Pregnant women's mortality is a concern in Russia


Mortality, especially of pregnant women, causes Russia's largest natural population decline since 1990

The Russian Federal State Statistics Service (Rosstat) recently published maternal mortality figures for 2021. 482 pregnant women died in Russia last year, up from 161 in 2020, an increase from 11.2 to 34.5 per 100,000 live births. Ninety percent of the deaths recorded in 2021 were due to causes not directly related to pregnancy.

Officials "attributed the sharp rise in maternal mortality to the coronavirus, but the cause could also be genetic COVID vaccines, which in Britain were recently recognized as unsafe for pregnant women. Mass vaccination in the Russian Federation took place in 2021, but not in 2020," the Russian media outlet Nakanune reported on November 8.

The same media outlet revealed in September that Russia's birth rate had plummeted nine months after decrees of compulsory vaccination were adopted across the country in the fall of 2021.

"Despite all assurances that the new genetic vaccines cannot affect reproductive performance in any way, the figures indicate that this problem may be much more serious than anyone would like to imagine," Nakanune wrote. And that is that Russia's natural population decline in 2021 was the highest in decades, even worse than the devastation recorded in the 1990s.

The Health Ministry has not published data on how many of the deceased were recently vaccinated because "publishing information on the number of deaths among vaccinated people does not objectively reflect any relationship between deaths and vaccination, and may cause a negative attitude to the therapy."

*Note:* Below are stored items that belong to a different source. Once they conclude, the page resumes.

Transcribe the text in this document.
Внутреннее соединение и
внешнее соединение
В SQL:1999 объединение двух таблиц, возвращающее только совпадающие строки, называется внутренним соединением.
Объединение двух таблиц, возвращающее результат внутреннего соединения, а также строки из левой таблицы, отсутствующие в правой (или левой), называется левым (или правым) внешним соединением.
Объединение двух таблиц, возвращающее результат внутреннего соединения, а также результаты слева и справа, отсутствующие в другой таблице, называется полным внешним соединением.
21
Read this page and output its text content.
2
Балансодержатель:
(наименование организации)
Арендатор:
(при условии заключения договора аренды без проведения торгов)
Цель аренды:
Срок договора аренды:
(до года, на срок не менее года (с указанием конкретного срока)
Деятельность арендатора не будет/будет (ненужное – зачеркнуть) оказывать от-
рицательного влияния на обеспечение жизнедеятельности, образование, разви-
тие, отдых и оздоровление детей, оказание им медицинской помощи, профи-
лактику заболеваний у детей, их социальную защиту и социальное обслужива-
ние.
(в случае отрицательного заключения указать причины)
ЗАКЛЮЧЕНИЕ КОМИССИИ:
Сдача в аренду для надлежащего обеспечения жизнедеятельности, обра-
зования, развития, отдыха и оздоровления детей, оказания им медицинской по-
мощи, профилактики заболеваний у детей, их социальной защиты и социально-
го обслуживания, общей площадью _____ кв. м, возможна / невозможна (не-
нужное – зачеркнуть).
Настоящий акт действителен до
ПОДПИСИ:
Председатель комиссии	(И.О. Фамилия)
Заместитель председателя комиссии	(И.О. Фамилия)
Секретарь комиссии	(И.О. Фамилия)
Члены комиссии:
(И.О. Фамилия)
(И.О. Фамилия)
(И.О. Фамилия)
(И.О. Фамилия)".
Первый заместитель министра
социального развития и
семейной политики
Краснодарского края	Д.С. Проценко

In Russia, a system similar to VAERS, the U.S. adverse event statistical system, is in place to track vaccine-related injuries or deaths. In fact, the latest clinical trial data for Sputnik V is a closely guarded "trade secret."

We will probably never know how many people in Russia died from the vaccine, but it is known that health authorities ran numerous campaigns pressuring pregnant women to inject untested genetic mixtures.

In March 2021, the Minister of Health (and member of the WHO Executive Board), Mikhail Murashko , urged all women who were planning a pregnancy to take the shot.

In October of the same year, when all regions of Russia imposed some form of mandatory vaccination, Murashko reminded pregnant and lactating women of the "importance" of inoculation with the Sputnik vaccine.